The inverted triangles that carry some of this line, called the One Nevada Transmission Line or ON Line, now parallel Interstate 15 near Las Vegas, along with the older, arms-outstretched towers of earlier lines. The new ON Line now has limited capacity to send power through hookups to California; it must be enhanced to send more Nevada energy south and west.

In March, a variety of stakeholders broke ground for the Moapa Southern Paiute Solar Project, designed to produce 250 megawatts of solar power to be used by the Los Angeles Department of Water and Power. A second, 200-megawatt solar plant is also planned on Moapa Paiute tribal land. That solar energy will partly make up for the Los Angeles agency’s decision last year to sell its stake in the Navajo Generating Station in Arizona, divesting itself of coal-fired power to comply with California law.

NV Energy’s Reid Gardner power station — not far north of Las Vegas and near the Moapa Paiute reservation — also provided coal-fired power to California. Its stored coal ash waste, reservation members believe, hurt their health. Along with the Sierra Club, they sued NV Energy; the lawsuit is pending.

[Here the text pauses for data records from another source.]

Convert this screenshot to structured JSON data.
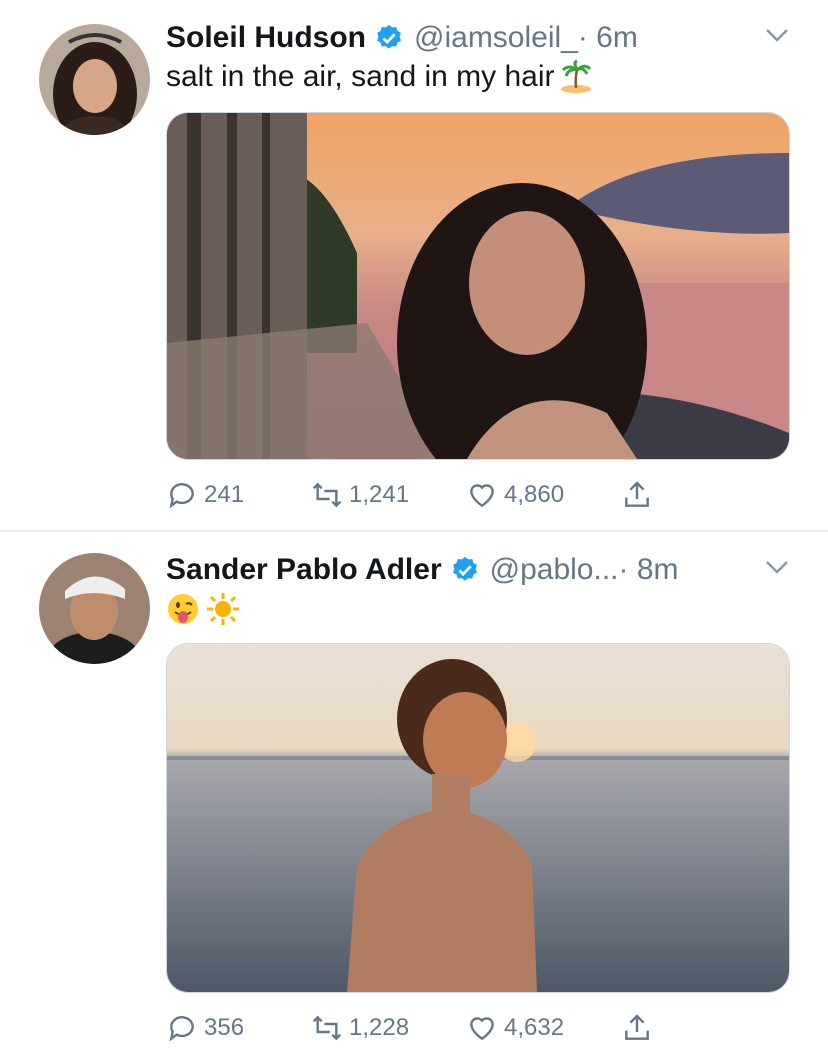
{
  "tweets": [
    {
      "name": "Soleil Hudson",
      "handle": "@iamsoleil_",
      "time": "· 6m",
      "text": "salt in the air, sand in my hair",
      "emoji": "palm-island-emoji",
      "replies": "241",
      "retweets": "1,241",
      "likes": "4,860"
    },
    {
      "name": "Sander Pablo Adler",
      "handle": "@pablo...",
      "time": " · 8m",
      "text": "",
      "emoji": "tongue-face-emoji sun-emoji",
      "replies": "356",
      "retweets": "1,228",
      "likes": "4,632"
    }
  ],
  "colors": {
    "verified": "#1da1f2",
    "secondary": "#657786",
    "divider": "#e6ecf0"
  }
}
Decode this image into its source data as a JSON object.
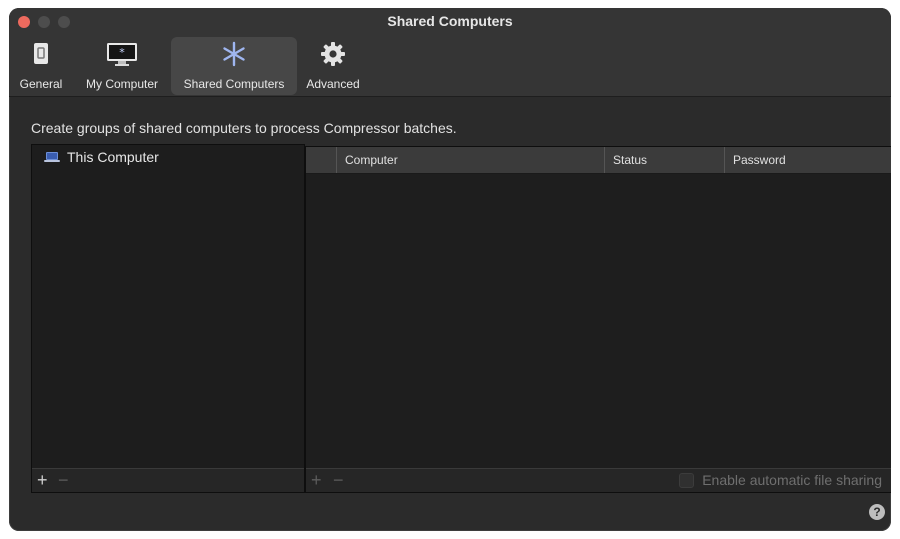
{
  "window": {
    "title": "Shared Computers"
  },
  "toolbar": {
    "tabs": [
      {
        "label": "General",
        "icon": "switch-icon"
      },
      {
        "label": "My Computer",
        "icon": "monitor-icon"
      },
      {
        "label": "Shared Computers",
        "icon": "asterisk-network-icon",
        "selected": true
      },
      {
        "label": "Advanced",
        "icon": "gear-icon"
      }
    ]
  },
  "main": {
    "description": "Create groups of shared computers to process Compressor batches.",
    "groups": [
      {
        "label": "This Computer",
        "icon": "laptop-icon"
      }
    ],
    "table": {
      "columns": [
        "Computer",
        "Status",
        "Password"
      ],
      "rows": []
    },
    "left_add": "+",
    "left_remove": "−",
    "right_add": "+",
    "right_remove": "−",
    "file_sharing_label": "Enable automatic file sharing",
    "file_sharing_checked": false,
    "help": "?"
  },
  "colors": {
    "window_bg": "#2b2b2b",
    "titlebar_bg": "#353535",
    "close_button": "#ed6a5e",
    "selected_tab": "#474747",
    "table_header": "#3b3b3b",
    "panel_bg": "#1e1e1e"
  }
}
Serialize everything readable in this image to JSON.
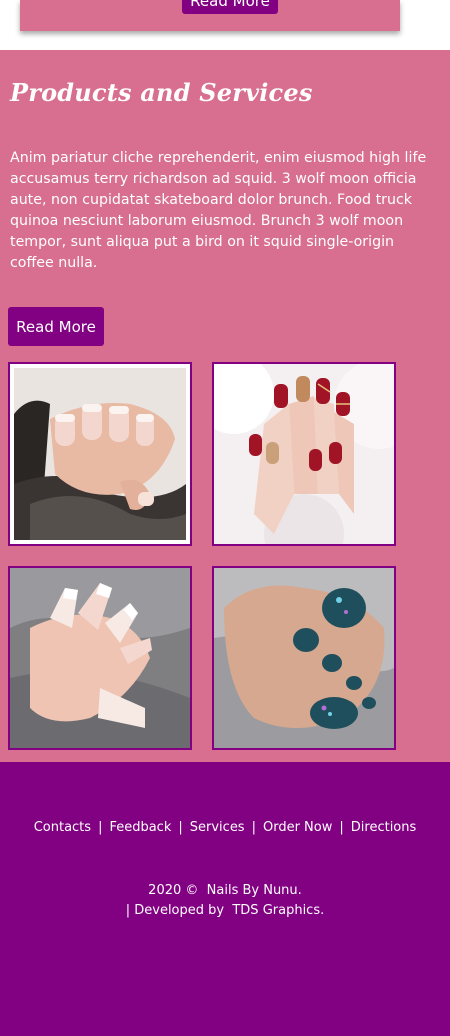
{
  "top_card": {
    "button_label": "Read More"
  },
  "products": {
    "title": "Products and Services",
    "body": "Anim pariatur cliche reprehenderit, enim eiusmod high life accusamus terry richardson ad squid. 3 wolf moon officia aute, non cupidatat skateboard dolor brunch. Food truck quinoa nesciunt laborum eiusmod. Brunch 3 wolf moon tempor, sunt aliqua put a bird on it squid single-origin coffee nulla.",
    "read_more_label": "Read More"
  },
  "gallery": [
    {
      "name": "french-manicure-photo"
    },
    {
      "name": "red-gold-nails-photo"
    },
    {
      "name": "ombre-coffin-nails-photo"
    },
    {
      "name": "teal-pedicure-photo"
    }
  ],
  "footer": {
    "nav": [
      "Contacts",
      "Feedback",
      "Services",
      "Order Now",
      "Directions"
    ],
    "separator": "|",
    "copyright_year": "2020 ©",
    "brand": "Nails By Nunu",
    "developed_prefix": "| Developed by",
    "developer": "TDS Graphics",
    "period": "."
  },
  "colors": {
    "accent": "#820082",
    "section_bg": "#d86e90",
    "text": "#ffffff"
  }
}
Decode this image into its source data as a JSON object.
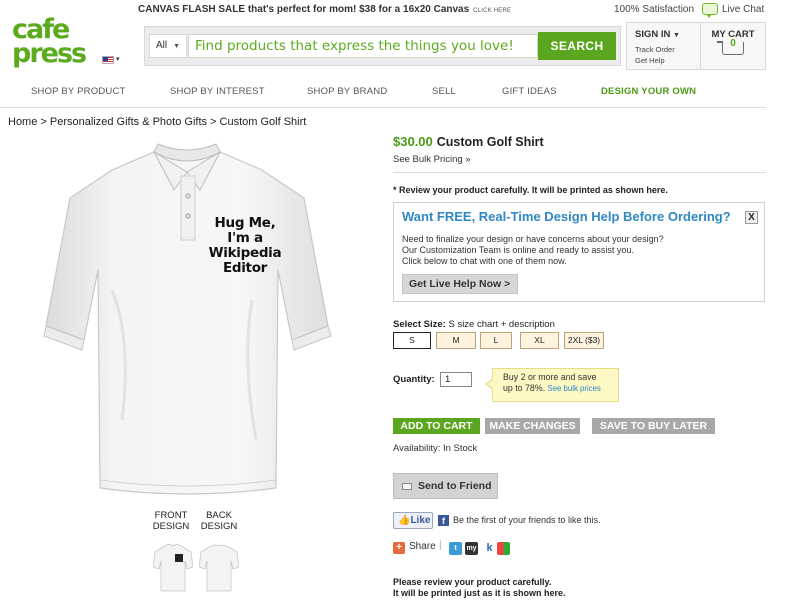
{
  "topbar": {
    "promo": "CANVAS FLASH SALE that's perfect for mom! $38 for a 16x20 Canvas",
    "promo_link": "CLICK HERE",
    "satisfaction": "100% Satisfaction",
    "live_chat": "Live Chat"
  },
  "logo": {
    "line1": "cafe",
    "line2": "press"
  },
  "search": {
    "category": "All",
    "placeholder": "Find products that express the things you love!",
    "button": "SEARCH"
  },
  "account": {
    "sign_in": "SIGN IN",
    "track_order": "Track Order",
    "get_help": "Get Help"
  },
  "cart": {
    "label": "MY CART",
    "count": "0"
  },
  "nav": {
    "items": [
      "SHOP BY PRODUCT",
      "SHOP BY INTEREST",
      "SHOP BY BRAND",
      "SELL",
      "GIFT IDEAS",
      "DESIGN YOUR OWN"
    ]
  },
  "breadcrumb": "Home > Personalized Gifts & Photo Gifts > Custom Golf Shirt",
  "product": {
    "design_text": [
      "Hug Me,",
      "I'm a",
      "Wikipedia",
      "Editor"
    ],
    "front_design": [
      "FRONT",
      "DESIGN"
    ],
    "back_design": [
      "BACK",
      "DESIGN"
    ],
    "price": "$30.00",
    "title": "Custom Golf Shirt",
    "bulk_pricing": "See Bulk Pricing »",
    "review_notice": "* Review your product carefully. It will be printed as shown here."
  },
  "help_box": {
    "title": "Want FREE, Real-Time Design Help Before Ordering?",
    "close": "X",
    "line1": "Need to finalize your design or have concerns about your design?",
    "line2": "Our Customization Team is online and ready to assist you.",
    "line3": "Click below to chat with one of them now.",
    "button": "Get Live Help Now >"
  },
  "size": {
    "label": "Select Size:",
    "selected": "S",
    "extra": "size chart + description",
    "options": [
      "S",
      "M",
      "L",
      "XL",
      "2XL ($3)"
    ]
  },
  "quantity": {
    "label": "Quantity:",
    "value": "1",
    "tip_line1": "Buy 2 or more and save",
    "tip_line2": "up to 78%.",
    "tip_link": "See bulk prices"
  },
  "actions": {
    "add_to_cart": "ADD TO CART",
    "make_changes": "MAKE CHANGES",
    "save_later": "SAVE TO BUY LATER",
    "availability": "Availability: In Stock",
    "send_friend": "Send to Friend"
  },
  "social": {
    "like": "Like",
    "fb_text": "Be the first of your friends to like this.",
    "share": "Share"
  },
  "review_footer": {
    "line1": "Please review your product carefully.",
    "line2": "It will be printed just as it is shown here."
  },
  "colors": {
    "brand_green": "#5aa61f",
    "link_blue": "#2f87c3",
    "button_gray": "#a8a8a8",
    "tip_yellow": "#fdf8c4"
  }
}
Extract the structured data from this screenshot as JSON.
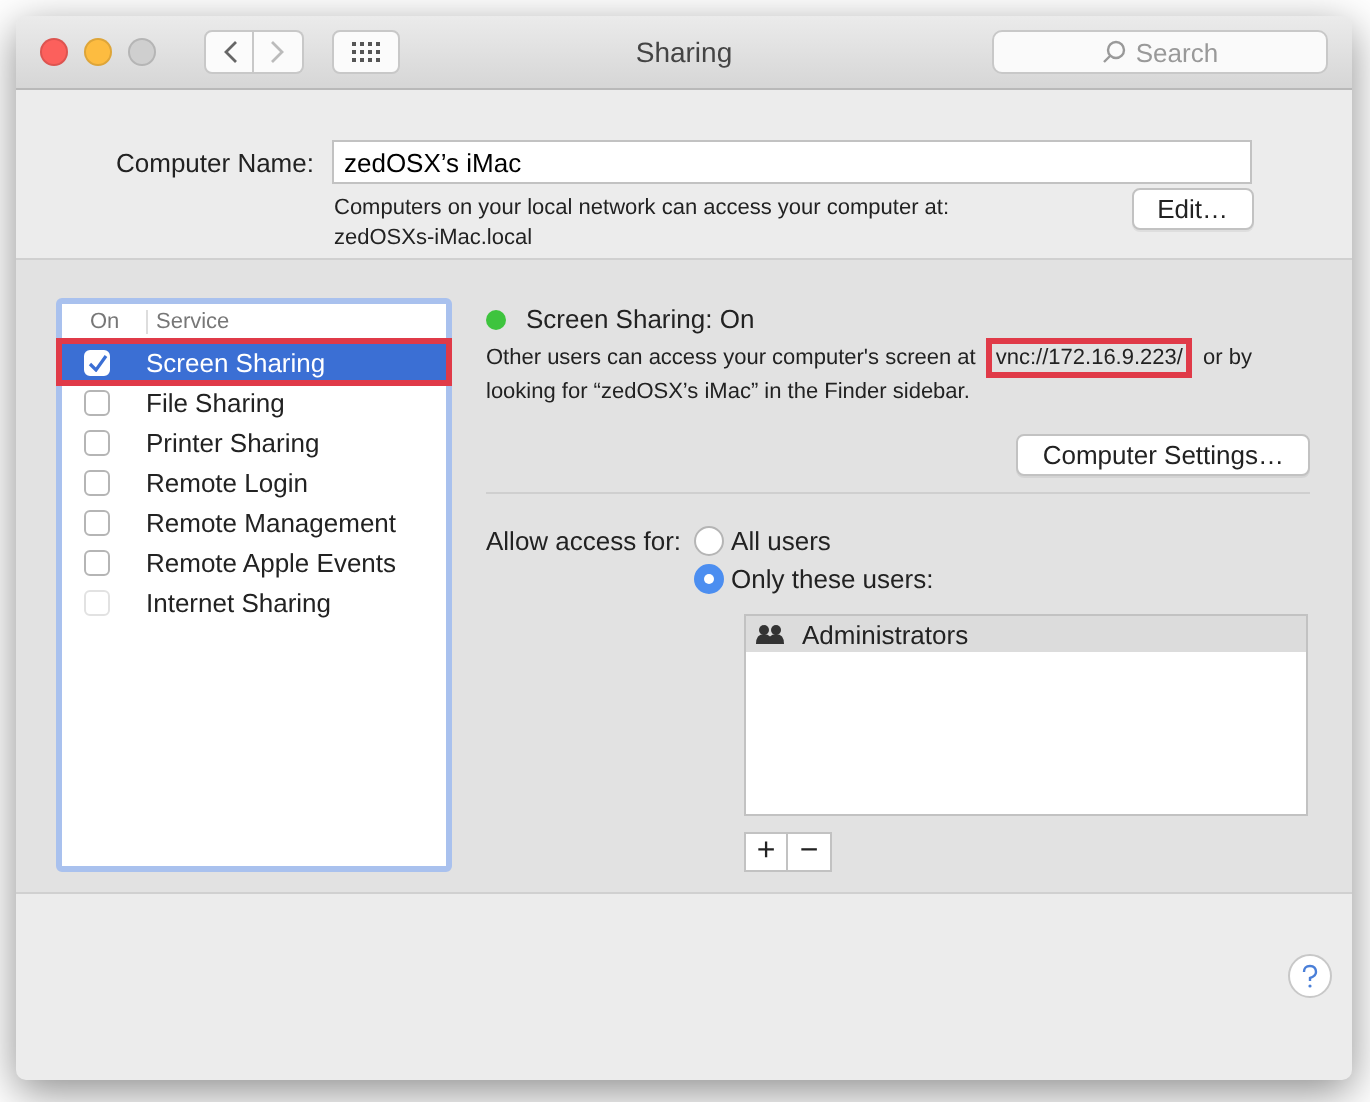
{
  "window": {
    "title": "Sharing",
    "search": {
      "placeholder": "Search"
    }
  },
  "computer_name": {
    "label": "Computer Name:",
    "value": "zedOSX’s iMac",
    "note": "Computers on your local network can access your computer at:",
    "address": "zedOSXs-iMac.local",
    "edit_button": "Edit…"
  },
  "services": {
    "columns": [
      "On",
      "Service"
    ],
    "items": [
      {
        "name": "Screen Sharing",
        "checked": true,
        "selected": true,
        "highlighted": true
      },
      {
        "name": "File Sharing",
        "checked": false,
        "selected": false,
        "highlighted": false
      },
      {
        "name": "Printer Sharing",
        "checked": false,
        "selected": false,
        "highlighted": false
      },
      {
        "name": "Remote Login",
        "checked": false,
        "selected": false,
        "highlighted": false
      },
      {
        "name": "Remote Management",
        "checked": false,
        "selected": false,
        "highlighted": false
      },
      {
        "name": "Remote Apple Events",
        "checked": false,
        "selected": false,
        "highlighted": false
      },
      {
        "name": "Internet Sharing",
        "checked": false,
        "selected": false,
        "highlighted": false,
        "disabled": true
      }
    ]
  },
  "status": {
    "text": "Screen Sharing: On",
    "color": "#3ec43e",
    "description_before": "Other users can access your computer's screen at ",
    "address": "vnc://172.16.9.223/",
    "address_highlighted": true,
    "description_after": " or by looking for “zedOSX’s iMac” in the Finder sidebar.",
    "settings_button": "Computer Settings…"
  },
  "access": {
    "label": "Allow access for:",
    "options": [
      {
        "label": "All users",
        "selected": false
      },
      {
        "label": "Only these users:",
        "selected": true
      }
    ],
    "users": [
      {
        "name": "Administrators",
        "selected": true
      }
    ],
    "add": "+",
    "remove": "−"
  }
}
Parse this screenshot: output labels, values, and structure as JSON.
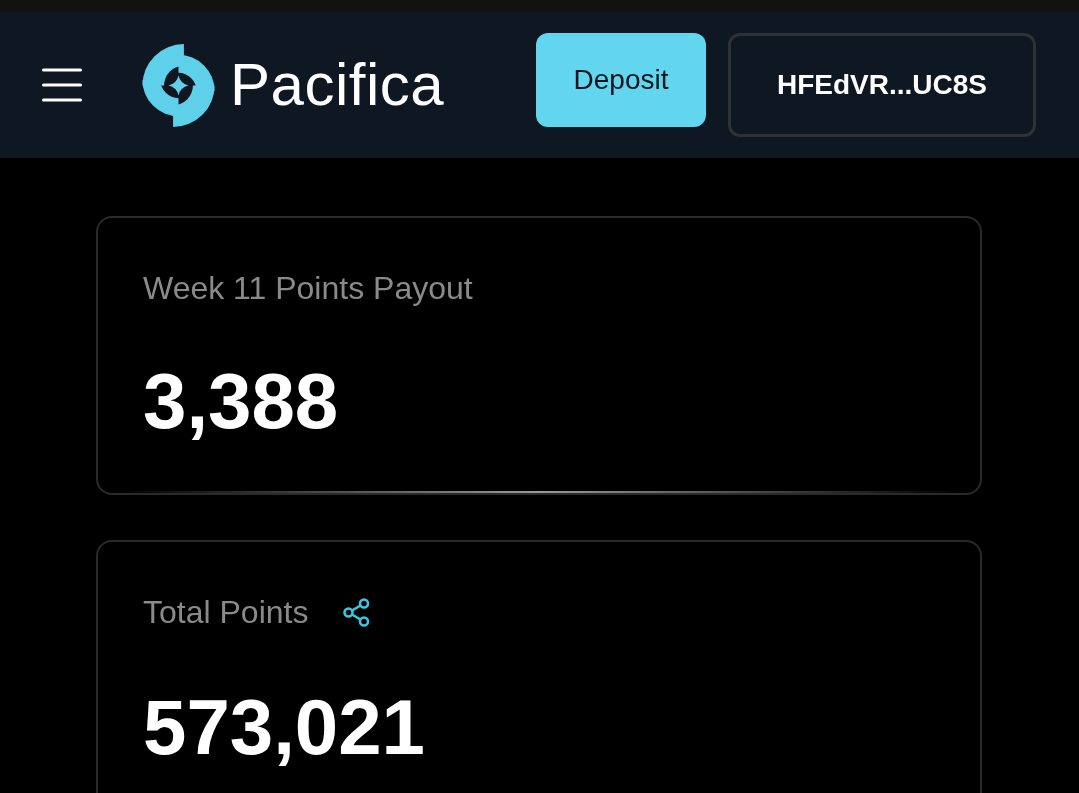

Aletha Tom, the chairwoman of the Moapa band, said, “I never thought of the power plant as a threat” years ago. “I never knew the danger it would do to people’s health,” she said. Now the solar projects will be an economic asset, she said.

A PacifiCorp wind farm near Glenrock, Wyo. CreditMatt Young/Associated Press

The federal carbon reduction rule was not the only government signal pushing Nevada to abandon coal and embrace renewables. Harry Reid, the Senate majority leader, as well as the State Legislature and Gov. Brian Sandoval have pitched in. Both Mr. Reid and Mr. Sandoval supported a 2013 state law that forced the closure of the Reid Gardner coal boilers and made it easier for NV Energy to use ratepayer dollars to build new plants.

Critics see a political quid pro quo. “The intent of the legislation was clearly to reward the utility for the early closure of Reid Gardner by enabling it to replace that capacity with its own new power plants paid for by the ratepayers,” said Robert D. Kahn, the executive director of the Northwest and Intermountain Power Producers Coalition, which opposed it.

NV Energy responded with a statement saying the new law required it to replace the disappearing coal-fired energy with 600 megawatts from its own resources and 300 megawatts from outside providers.

Looking at the utility’s plans to build new renewable energy sources, and attempts to constrain state regulators’ efforts on behalf of ratepayers, Mr. Kahn asked, “What are their economic objectives — to meet Nevada load, or will they expect and plan on markets farther west?”

California’s changing energy market makes the latter objective more attainable.

As Geoffrey Lawrence, a senior legislative analyst with the Nevada Policy Research Institute, explained, NV Energy is a more attractive investment even without an expanded market because the 2013 legislation envisions ratepayers’ shouldering much of the cost of new facilities.

Plants that the ratepayers buy increase shareholder value. “They are spending more money to produce the same amount of power,” Mr. Lawrence said. “And they are guaranteed an 8 to 11 percent return.”